With her degrees in home economics and business, and her dreams of becoming a player in the fashion world, Bradford must have seemed to Lannom about as far away from the fashion capitals of Paris or New York City as one could get when she married Don Lannom, a native of the small Gibson County town. "But if you marry a Bradford boy, you live in Bradford,"Lannom says. (Don Lannom owns a local auto dealership and serves on the local school board.)
It was 1978 when Lannom started doing as the Romans do, buying locally based Rogers Cushion, which founders Dean and Gene Rogers had started a decade earlier in a Weakley County basement. "If you can design a dress then you can design a tractor seat that looks like the original," Lannom says. "The basics are the same. You want it to fit."
Nearly 30 years later, Lannom sells her handicraft to distributors who peddle it worldwide. She can replace just about any make or model of seat — and there are hundreds out there. "Massey-Ferguson, John Deere, International, David Brown, Oliver, Minneapolis Moline, Allis Chalmers, White," Lannom rattles off some brands. "There are a lot of funky names of tractors out there I'd never heard of until 30 years ago."
While it may not seem as glamorous as the runways of Milan, the business of seat cushion replacement brings with it a certain amount of job security — "People don't junk a tractor," Lannom points out.
Lannom describes the four employees of her operation as "obsessive-compulsive when it comes to perfection. Made in USA still carries some weight with my people." The company, she says, controls less than 1% of the worldwide tractor seat replacement market. "We're just a little speck." And her competition — mainly foreign — is stiff. Consider that Brentwood-based Tractor Supply Co. (TSC), the over $2 billion, 650-store, 33-state specialty niche retailer, imports about 75% of the replacement seats on its shelves from various foreign countries, according to TSC buyer Eric Jordan.

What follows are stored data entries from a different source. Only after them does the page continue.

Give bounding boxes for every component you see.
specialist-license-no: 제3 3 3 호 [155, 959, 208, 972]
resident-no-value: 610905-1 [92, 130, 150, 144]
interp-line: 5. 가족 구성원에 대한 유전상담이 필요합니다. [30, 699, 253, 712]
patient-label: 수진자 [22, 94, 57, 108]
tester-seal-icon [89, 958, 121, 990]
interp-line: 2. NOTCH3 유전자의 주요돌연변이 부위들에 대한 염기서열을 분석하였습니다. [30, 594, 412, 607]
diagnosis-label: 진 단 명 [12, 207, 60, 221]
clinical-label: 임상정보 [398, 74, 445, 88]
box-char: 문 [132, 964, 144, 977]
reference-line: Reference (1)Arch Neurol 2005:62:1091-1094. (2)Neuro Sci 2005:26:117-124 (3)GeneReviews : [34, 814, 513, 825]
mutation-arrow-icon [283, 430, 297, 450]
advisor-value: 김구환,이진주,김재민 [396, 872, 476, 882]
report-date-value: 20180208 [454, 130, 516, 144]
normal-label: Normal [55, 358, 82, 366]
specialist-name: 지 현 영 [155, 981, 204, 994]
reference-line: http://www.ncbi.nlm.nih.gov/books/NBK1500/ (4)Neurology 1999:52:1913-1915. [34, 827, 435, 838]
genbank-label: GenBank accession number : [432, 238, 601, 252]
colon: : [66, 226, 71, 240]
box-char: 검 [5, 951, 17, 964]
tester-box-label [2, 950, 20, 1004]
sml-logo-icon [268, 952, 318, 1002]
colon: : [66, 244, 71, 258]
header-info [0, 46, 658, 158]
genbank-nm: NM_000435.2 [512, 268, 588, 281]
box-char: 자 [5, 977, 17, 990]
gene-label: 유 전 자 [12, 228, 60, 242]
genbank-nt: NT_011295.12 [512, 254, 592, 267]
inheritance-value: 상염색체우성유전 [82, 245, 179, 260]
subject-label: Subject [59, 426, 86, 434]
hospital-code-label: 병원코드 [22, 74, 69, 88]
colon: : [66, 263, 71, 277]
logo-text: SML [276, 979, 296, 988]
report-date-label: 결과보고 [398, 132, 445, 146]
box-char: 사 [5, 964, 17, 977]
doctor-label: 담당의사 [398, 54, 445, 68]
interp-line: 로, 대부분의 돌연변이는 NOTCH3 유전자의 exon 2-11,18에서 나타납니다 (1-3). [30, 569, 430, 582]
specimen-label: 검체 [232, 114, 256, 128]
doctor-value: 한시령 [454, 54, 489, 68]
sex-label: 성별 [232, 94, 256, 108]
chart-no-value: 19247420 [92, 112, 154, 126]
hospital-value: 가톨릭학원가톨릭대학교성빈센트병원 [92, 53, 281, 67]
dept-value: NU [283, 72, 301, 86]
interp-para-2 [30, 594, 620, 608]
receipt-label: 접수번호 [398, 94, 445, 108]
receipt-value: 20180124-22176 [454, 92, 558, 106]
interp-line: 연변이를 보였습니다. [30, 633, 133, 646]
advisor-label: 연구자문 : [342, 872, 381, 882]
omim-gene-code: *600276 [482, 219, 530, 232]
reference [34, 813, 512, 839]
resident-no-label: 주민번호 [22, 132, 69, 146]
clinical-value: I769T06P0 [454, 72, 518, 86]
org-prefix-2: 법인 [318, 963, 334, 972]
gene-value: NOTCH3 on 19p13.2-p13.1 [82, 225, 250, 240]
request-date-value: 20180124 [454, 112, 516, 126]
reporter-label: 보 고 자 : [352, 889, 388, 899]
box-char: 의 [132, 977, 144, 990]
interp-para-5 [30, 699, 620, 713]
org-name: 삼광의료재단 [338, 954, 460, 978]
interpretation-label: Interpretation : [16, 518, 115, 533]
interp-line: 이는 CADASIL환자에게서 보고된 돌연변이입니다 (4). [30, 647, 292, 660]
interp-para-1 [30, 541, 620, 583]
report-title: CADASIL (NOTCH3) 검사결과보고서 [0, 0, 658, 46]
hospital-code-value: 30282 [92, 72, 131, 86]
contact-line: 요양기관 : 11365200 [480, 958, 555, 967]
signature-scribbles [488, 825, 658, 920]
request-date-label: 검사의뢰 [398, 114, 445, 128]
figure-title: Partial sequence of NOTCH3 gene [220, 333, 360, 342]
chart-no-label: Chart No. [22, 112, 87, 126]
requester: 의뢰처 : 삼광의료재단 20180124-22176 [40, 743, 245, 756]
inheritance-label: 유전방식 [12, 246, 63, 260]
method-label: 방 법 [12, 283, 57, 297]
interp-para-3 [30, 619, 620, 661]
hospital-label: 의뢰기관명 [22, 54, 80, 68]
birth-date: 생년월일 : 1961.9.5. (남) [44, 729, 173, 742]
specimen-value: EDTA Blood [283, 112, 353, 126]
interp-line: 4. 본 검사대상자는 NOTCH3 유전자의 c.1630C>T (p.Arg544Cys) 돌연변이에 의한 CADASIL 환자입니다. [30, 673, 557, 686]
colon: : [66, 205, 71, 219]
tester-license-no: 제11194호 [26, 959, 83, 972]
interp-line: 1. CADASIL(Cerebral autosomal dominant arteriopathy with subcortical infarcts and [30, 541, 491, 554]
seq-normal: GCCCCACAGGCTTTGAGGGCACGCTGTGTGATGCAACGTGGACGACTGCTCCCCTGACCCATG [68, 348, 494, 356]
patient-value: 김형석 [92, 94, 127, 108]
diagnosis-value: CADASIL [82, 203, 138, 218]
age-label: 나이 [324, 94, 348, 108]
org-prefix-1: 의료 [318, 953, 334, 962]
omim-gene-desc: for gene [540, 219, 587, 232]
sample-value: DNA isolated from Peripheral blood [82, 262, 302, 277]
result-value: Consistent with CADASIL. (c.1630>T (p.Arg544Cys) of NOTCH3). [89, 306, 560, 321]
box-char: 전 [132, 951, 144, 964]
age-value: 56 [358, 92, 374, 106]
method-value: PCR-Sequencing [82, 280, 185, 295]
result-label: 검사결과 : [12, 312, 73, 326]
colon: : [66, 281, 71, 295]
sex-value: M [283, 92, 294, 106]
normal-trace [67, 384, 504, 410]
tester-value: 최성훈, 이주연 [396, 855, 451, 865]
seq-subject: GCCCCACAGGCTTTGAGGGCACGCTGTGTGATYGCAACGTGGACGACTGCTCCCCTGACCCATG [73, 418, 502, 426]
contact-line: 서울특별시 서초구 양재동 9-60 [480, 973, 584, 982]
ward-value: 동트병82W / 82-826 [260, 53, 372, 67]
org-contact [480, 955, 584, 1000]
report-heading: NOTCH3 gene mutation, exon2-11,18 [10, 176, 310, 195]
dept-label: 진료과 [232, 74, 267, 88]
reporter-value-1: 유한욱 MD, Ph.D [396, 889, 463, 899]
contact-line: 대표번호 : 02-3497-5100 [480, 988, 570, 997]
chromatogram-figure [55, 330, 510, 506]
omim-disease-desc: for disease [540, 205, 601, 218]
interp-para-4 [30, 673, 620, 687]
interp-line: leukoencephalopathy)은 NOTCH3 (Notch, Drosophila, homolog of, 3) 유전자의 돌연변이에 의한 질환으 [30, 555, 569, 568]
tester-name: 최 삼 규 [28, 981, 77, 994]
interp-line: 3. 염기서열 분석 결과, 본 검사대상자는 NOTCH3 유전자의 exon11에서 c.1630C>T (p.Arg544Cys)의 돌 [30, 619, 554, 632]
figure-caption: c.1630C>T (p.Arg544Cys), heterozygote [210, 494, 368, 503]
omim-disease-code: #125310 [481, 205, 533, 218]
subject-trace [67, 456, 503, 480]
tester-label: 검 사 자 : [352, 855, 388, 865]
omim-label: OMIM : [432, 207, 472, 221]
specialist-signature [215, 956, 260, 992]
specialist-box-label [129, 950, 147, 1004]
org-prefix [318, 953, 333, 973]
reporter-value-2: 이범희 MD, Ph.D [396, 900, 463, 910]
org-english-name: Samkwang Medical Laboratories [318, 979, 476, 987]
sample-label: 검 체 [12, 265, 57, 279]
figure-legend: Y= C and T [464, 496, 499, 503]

"But there are in this ag business a lot of niche vendors," Jordan continues. "We deal with many individual vendors who deal with very small numbers of skews like tractor decals or tractor manuals. There are not many complete category vendors out there."
Perhaps Lannom might consider reaching out to TSC to see if she has seats in her arsenal that the farm supply giant does not currently include on the 12-foot set designs in their stores. No doubt TSC is always open to relationships with new vendors, particularly ones that hail from Tennessee.